Das Saiten-Seminar von und mit Michael Schenker


Laut ME/Sounds-Poll '84 ist er Deutschlands ganzer Stolz auf der Gitarre. Der ideale Kandidat also, um die internationale Konkurrenz auf Herz und Nieren zu durchleuchten. Wir stellten dem "Mad Axeman" eine Cassette mit klassischen Gitarren-Soli zusammen, die es zu analysieren galt. Herr Schenker, Ihre Expertisen bitte!

AC/DC: „Touch Too Much“(1979) (Gitarre: Angus Young)

„Der Song geht in Ordnung, das Solo dagegen ist grausam. Im Prinzip halte ich Angus für einen kompetenten Gitarristen, doch auf diesem Titel geht das Solo völlig in die Hose. Auch der Gesang haut mich nicht um, nur der Chorus gefällt mir.

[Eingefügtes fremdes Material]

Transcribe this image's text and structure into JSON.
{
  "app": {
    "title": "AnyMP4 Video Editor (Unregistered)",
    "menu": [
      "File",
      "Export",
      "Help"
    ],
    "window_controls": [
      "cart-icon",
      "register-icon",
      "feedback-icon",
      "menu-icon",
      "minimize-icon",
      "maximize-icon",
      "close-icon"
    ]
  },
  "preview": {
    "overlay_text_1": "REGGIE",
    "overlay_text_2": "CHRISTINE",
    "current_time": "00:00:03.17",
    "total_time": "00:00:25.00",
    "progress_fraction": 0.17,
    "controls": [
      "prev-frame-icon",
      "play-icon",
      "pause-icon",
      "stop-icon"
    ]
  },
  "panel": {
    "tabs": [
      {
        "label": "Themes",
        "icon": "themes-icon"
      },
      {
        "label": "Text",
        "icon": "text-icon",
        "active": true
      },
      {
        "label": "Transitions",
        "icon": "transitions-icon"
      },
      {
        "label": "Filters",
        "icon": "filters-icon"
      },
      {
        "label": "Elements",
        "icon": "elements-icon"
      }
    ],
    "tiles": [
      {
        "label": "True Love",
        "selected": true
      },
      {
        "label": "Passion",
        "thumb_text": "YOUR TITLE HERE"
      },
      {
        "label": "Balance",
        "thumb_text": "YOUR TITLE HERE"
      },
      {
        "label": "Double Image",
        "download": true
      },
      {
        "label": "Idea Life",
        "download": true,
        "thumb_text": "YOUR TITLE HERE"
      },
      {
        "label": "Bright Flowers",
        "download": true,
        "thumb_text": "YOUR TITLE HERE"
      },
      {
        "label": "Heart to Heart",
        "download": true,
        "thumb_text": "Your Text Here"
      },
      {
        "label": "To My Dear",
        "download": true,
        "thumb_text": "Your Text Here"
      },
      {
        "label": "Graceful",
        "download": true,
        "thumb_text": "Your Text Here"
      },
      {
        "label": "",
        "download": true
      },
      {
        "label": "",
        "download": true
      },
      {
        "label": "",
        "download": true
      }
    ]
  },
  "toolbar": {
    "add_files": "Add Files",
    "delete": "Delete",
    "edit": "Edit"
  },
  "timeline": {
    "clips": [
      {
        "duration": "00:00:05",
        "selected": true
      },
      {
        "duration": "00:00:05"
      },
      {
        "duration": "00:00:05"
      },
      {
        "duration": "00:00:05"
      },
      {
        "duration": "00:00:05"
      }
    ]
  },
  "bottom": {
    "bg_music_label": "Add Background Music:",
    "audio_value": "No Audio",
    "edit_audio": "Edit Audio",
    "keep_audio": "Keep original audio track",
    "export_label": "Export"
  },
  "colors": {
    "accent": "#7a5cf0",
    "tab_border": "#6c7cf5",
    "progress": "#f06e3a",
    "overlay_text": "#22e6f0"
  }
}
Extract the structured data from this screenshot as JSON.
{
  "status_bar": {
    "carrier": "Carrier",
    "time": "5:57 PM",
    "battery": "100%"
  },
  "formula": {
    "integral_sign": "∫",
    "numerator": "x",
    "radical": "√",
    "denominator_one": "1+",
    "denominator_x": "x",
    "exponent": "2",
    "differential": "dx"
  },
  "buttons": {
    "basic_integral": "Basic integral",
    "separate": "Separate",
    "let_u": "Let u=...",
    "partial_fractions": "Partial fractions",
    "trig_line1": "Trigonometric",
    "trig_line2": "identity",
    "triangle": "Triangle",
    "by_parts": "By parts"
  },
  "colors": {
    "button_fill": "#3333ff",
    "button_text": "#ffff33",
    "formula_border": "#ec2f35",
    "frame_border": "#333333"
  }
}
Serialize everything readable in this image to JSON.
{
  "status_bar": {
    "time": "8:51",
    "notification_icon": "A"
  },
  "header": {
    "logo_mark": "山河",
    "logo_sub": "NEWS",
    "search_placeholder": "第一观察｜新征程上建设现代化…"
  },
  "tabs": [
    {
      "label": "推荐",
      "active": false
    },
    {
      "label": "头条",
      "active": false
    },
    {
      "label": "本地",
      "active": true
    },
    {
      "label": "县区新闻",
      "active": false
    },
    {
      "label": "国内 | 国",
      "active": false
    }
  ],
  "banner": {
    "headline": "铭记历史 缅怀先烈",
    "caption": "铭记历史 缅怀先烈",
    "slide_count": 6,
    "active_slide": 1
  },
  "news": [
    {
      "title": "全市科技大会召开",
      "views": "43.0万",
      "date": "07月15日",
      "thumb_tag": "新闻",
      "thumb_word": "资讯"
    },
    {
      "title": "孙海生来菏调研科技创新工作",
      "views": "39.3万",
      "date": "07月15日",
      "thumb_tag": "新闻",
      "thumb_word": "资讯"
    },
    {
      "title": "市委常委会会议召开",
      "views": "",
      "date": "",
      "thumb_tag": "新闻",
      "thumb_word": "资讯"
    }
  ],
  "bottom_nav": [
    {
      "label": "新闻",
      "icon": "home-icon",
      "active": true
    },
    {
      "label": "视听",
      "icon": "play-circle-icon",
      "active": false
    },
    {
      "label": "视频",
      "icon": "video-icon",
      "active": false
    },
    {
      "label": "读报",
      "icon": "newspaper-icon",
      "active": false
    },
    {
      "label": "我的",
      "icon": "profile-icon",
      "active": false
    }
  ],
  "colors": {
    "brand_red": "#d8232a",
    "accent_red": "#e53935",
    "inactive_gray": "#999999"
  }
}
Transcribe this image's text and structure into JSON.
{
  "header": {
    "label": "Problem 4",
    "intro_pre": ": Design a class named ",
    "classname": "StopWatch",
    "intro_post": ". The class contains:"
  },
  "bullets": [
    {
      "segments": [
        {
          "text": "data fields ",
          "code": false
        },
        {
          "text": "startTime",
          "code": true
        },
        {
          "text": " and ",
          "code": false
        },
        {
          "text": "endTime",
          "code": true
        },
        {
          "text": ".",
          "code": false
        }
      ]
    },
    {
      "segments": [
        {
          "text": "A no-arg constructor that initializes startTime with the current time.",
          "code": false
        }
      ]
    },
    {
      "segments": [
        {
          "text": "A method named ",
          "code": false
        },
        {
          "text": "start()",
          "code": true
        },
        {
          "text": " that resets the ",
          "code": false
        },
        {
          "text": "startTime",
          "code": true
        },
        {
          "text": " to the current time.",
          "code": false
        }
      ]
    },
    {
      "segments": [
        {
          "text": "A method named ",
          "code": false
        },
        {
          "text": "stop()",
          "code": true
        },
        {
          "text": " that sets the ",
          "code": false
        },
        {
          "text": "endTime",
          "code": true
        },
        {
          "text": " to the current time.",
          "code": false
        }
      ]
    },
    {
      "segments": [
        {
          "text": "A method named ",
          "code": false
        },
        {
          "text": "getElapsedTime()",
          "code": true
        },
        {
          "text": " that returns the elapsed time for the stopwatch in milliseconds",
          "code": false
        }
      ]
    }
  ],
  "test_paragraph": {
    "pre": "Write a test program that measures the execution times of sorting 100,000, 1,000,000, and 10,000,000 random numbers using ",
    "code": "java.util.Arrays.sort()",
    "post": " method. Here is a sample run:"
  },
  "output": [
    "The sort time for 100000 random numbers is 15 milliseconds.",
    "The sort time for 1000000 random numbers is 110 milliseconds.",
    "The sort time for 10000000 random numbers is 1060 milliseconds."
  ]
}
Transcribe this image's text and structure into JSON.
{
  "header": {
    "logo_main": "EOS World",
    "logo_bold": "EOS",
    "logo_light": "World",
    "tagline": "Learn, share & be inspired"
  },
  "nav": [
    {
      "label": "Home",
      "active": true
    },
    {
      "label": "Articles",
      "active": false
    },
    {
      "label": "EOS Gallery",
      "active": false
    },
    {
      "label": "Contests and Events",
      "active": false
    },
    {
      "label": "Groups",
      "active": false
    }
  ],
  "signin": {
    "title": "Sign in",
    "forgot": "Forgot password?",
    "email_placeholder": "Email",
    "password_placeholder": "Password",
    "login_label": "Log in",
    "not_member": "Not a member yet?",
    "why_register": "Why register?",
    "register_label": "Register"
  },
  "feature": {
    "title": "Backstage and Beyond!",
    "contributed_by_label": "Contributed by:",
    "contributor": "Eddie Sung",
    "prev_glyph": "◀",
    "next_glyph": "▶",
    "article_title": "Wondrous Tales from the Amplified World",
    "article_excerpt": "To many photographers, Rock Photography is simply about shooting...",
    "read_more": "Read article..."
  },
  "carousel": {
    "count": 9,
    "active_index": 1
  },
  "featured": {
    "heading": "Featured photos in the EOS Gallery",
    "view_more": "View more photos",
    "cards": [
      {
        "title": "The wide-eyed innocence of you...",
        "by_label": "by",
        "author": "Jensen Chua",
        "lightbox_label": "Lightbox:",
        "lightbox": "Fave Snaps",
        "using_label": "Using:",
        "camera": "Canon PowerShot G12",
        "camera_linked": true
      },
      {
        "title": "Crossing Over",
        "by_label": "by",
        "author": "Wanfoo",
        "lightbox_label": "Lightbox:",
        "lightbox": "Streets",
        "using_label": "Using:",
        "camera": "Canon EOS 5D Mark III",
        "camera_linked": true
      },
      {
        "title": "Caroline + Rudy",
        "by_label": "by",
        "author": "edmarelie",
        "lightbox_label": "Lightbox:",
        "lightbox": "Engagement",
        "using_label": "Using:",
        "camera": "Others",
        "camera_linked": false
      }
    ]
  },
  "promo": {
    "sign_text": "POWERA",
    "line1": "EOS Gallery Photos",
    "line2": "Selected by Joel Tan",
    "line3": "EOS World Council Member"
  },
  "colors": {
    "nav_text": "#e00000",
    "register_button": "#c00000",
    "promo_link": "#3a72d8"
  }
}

Den Bon Scott habe ich eigentlich nie besonders gemocht. Als wir zu UFO-Zeiten mit AC/DC in den Staaten tourten, habe ich nicht viel von der Band gehalten – nur Angus Young gefiel mir. Erst als HIGHWAY TO HELL veröffentlicht wurde, wurden sie mir sympathisch, noch mehr sogar nach BACK IN BLACK.

Ich habe diesen Song jetzt dreimal gehört und dabei notiert: Beim ersten Mal – nicht mein Fall; beim zweiten – schon besser; beim dritten Mal blieb es so. Deshalb mein Urteil: Okay!“

Dire Straits: „Sultans Of Swing“ (1978) (Gitarre: Mark Knopfler)

„Mark Knopfler hat einen eigenen Gitarren-Sound, den ich im Rahmen dieser Musik-Richtung auch mag. Ich habe allerdings schon bessere Songs von ihm gehört, auch bessere Solos.

Wenn ein Solo mich kitzelt, genügt das schon. Ich analysiere in der Regel keine Songs, nur in diesem Fall mache ich einmal eine Ausnahme: Es gibt Dire Straits-Songs, die ich zwar nicht mit Namen kenne, aber bei denen ich spontan gesagt habe: .Mensch, war das ein Solo‘ ohne daß man auf Anhieb wußte, was da konkret drinsteckte.

Wenn man das Solo dann zehnmal gehört hat, weiß man auch, was los ist. Nicht aber nach dem ersten Mal! Da ist man noch viel zu verträumt; das nimmt einen so mit – und wenn es auf einmal zu Ende ist, fragt man sich: ,Wo war ich denn gerade mit meinen Gedanken? Was ist eigentlich los?‘ Irgendeine .Magic‘ steckt in solchen Solos, die ich aber nicht unbedingt analysieren muß. Wenn ich nicht ganz bewußt merke, daß das Solo aufhört, ist auch nichts dabei gewesen, was mich hätte ansprechen können.“

Eagles: „Hotel California“ (1976) (Gitarre: Joe Walsh und Glen Frey)

„Steher besteht ein großer Unterschied zwischen meiner Musik und der der Eagles. Doch gerade ,Hotel California‘ gefällt mir sehr gut, vor allem das Solo.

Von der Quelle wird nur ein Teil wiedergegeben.